The futile anger that had come upon him had gone – been burned away to become despondency. He went heavily up the porch steps and stood shaking the rain from the coat. He could hear the hiss of water in the plumbing. He draped the wet coat over the porch bannister and carried the suitcase through the front door. Ned raised his head with a look of curiosity but Blake didn’t notice the dog. He went through to the bedroom at the end of the corridor and set the suitcase on a floor rug.
He heard the shower water cut off at last and he tapped lightly on the bathroom door.
“I got your things,” Blake called out. “They’re in my bedroom, down at the end of the hall.”
To his surprise, the door cracked open an inch and Connie’s face peeked through the gap. Her face glowed with freshly scrubbed color and her hair w
as wet. She smelled of soap. Drops of water clung to her lashes. She was leaning around the protection of the door so that her face was all he could see, and he realized with a shock that she was pretty.
“Thank you,” she said.
Blake flicked his eyes away, stared at a space an inch above her head with a twinge like guilt. “Do you feel better?”
She nodded. “Much.”
There didn’t seem to be any more to say. Blake shuffled his feet, found something interesting on the floor to focus his attention on for an awkward moment, then simply turned and walked away towards the living room.
10.
Connie came hobbling from the bedroom wearing a dress that hung to her knees and a mismatched sweater against the coolness of the night. Her hair was wet, combed out so that it hung black and shimmering down her back. She wore no makeup and Blake saw that her lips were the pale pink color of coral, her face squarish so that her features created a vulnerable and tender kind of beauty. He watched her sag onto the sofa, her injured leg still painful enough that she grimaced, before he sat down carefully beside her.

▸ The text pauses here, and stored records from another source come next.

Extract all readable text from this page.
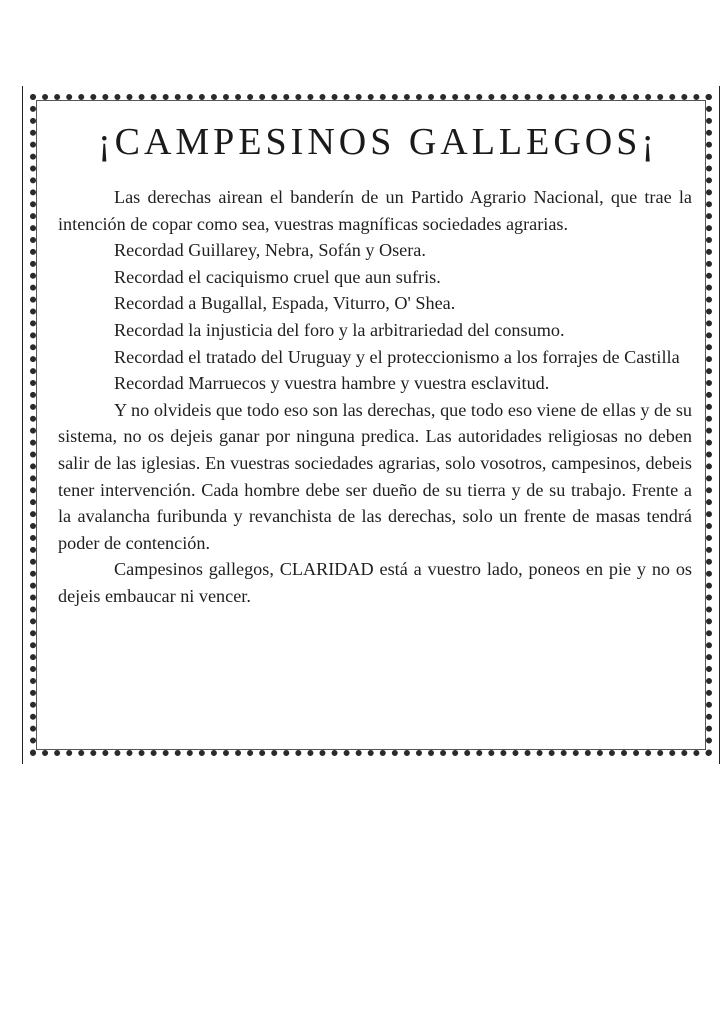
¡CAMPESINOS GALLEGOS¡

Las derechas airean el banderín de un Partido Agrario Nacional, que trae la intención de copar como sea, vuestras magníficas sociedades agrarias.

Recordad Guillarey, Nebra, Sofán y Osera.

Recordad el caciquismo cruel que aun sufris.

Recordad a Bugallal, Espada, Viturro, O' Shea.

Recordad la injusticia del foro y la arbitrariedad del consumo.

Recordad el tratado del Uruguay y el proteccionismo a los forrajes de Castilla

Recordad Marruecos y vuestra hambre y vuestra esclavitud.

Y no olvideis que todo eso son las derechas, que todo eso viene de ellas y de su sistema, no os dejeis ganar por ninguna predica. Las autoridades religiosas no deben salir de las iglesias. En vuestras sociedades agrarias, solo vosotros, campesinos, debeis tener intervención. Cada hombre debe ser dueño de su tierra y de su trabajo. Frente a la avalancha furibunda y revanchista de las derechas, solo un frente de masas tendrá poder de contención.

Campesinos gallegos, CLARIDAD está a vuestro lado, poneos en pie y no os dejeis embaucar ni vencer.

He ran his hand lightly across her knee, felt the swelling, and then rested her leg across his lap. The skin was abraded, but most of the damage was obviously internal. He wrapped the injury gently with a pressure bandage so that her leg was stiff and unmoving.
He set her leg down and then asked her to stand.
“I’m not a doctor,” he said. “This might just help to support your weight and allow you to drive to medical attention. With luck the swelling will go down overnight.”
Connie got to her feet and took a couple of rigid steps with her jaw clamped. The pain was less – a dull throbbing ache. She eased herself back onto the sofa and thanked him with her eyes and smile.
She was sitting disconcertingly close to him, Blake could feel their thighs touching and the press of her through the stuff of her dress and the denim of his jeans seemed to burn like fire. He was unnerved. He leaped to his feet and went to the kitchen, called over his shoulder to her as he went.